When the god Kamo Myojin descended to earth on the island of Nippon some 3,000 years ago, he brought prostitutes with him and installed them in a shrine. There and in neat, cherry-blossomed houses, they flourished as honored licensed entertainers, even after 1946, when Douglas MacArthur ordered the Japanese government to curtail the business.

Last week a Labor Ministry survey reported that prostitution has seldom been as lucrative as it is today for Japan's 124,289 registered shogi and 25,000 streetwalkers. In Tokyo, where the nightclubs are the plushiest, girls often make $100 a week, compared to $8 for the average secretary. From 1946 to 1953, American G.I. expenditures on the girls boosted the Japanese economy by an estimated $85 million a year, eight times the amount of money spent by dollar tourists.

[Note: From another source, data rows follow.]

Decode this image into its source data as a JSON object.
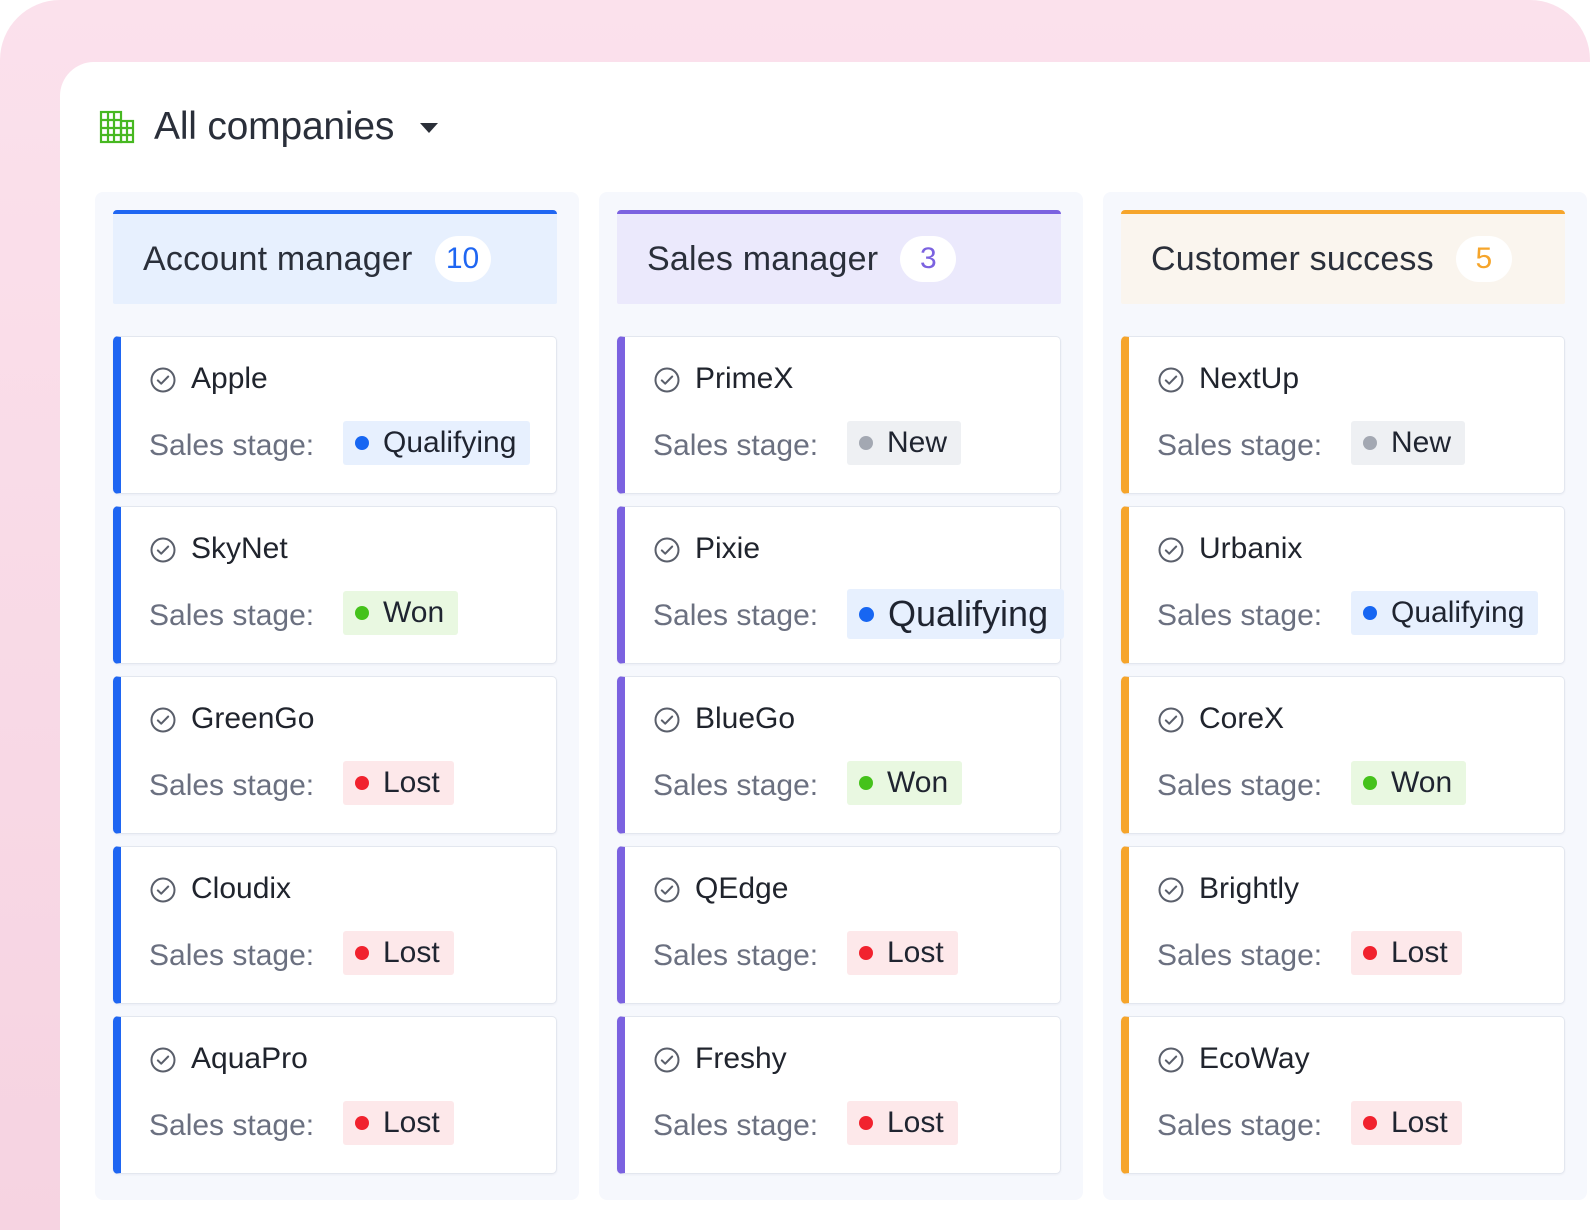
{
  "header": {
    "title": "All companies",
    "icon": "building-grid-icon",
    "icon_color": "#47b821"
  },
  "sales_stage_label": "Sales stage:",
  "columns": [
    {
      "title": "Account manager",
      "count": "10",
      "accent": "#1f66f2",
      "header_bg": "#e7f0fe",
      "cards": [
        {
          "name": "Apple",
          "stage": "Qualifying"
        },
        {
          "name": "SkyNet",
          "stage": "Won"
        },
        {
          "name": "GreenGo",
          "stage": "Lost"
        },
        {
          "name": "Cloudix",
          "stage": "Lost"
        },
        {
          "name": "AquaPro",
          "stage": "Lost"
        }
      ]
    },
    {
      "title": "Sales manager",
      "count": "3",
      "accent": "#7b62e0",
      "header_bg": "#ebe9fc",
      "cards": [
        {
          "name": "PrimeX",
          "stage": "New"
        },
        {
          "name": "Pixie",
          "stage": "Qualifying"
        },
        {
          "name": "BlueGo",
          "stage": "Won"
        },
        {
          "name": "QEdge",
          "stage": "Lost"
        },
        {
          "name": "Freshy",
          "stage": "Lost"
        }
      ]
    },
    {
      "title": "Customer success",
      "count": "5",
      "accent": "#f6a52b",
      "header_bg": "#faf5ee",
      "cards": [
        {
          "name": "NextUp",
          "stage": "New"
        },
        {
          "name": "Urbanix",
          "stage": "Qualifying"
        },
        {
          "name": "CoreX",
          "stage": "Won"
        },
        {
          "name": "Brightly",
          "stage": "Lost"
        },
        {
          "name": "EcoWay",
          "stage": "Lost"
        }
      ]
    }
  ]
}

One Japanese movie producer who offered movie contracts to eight Tokyo dance-hall hostesses reported: "They were sorry, but they said they could not afford to give up their present work."

City agents still roam the impoverished farms in the Japanese countryside, "contracting" the services of farmers' daughters. Despite growing opposition to the ancient custom, such arrangements apparently are quite acceptable in the rural areas. Said the Labor Ministry report: More than two-thirds of the parents interviewed by government researchers in two prefectures felt that prostitution was a "proper occupation" for their daughters. Many approved on the grounds that the girls "couldn't find any other job which could support the whole family."

But if it was all right with the profit-making Japanese parents, it was not satisfactory to the Labor Ministry. Concluded the report: "The moral insensibility of mothers in rural areas who are constantly threatened by poverty and privation . . . is a major factor in preserving, if not encouraging, the human traffic practices that best symbolize the feudalistic darkness of Japan."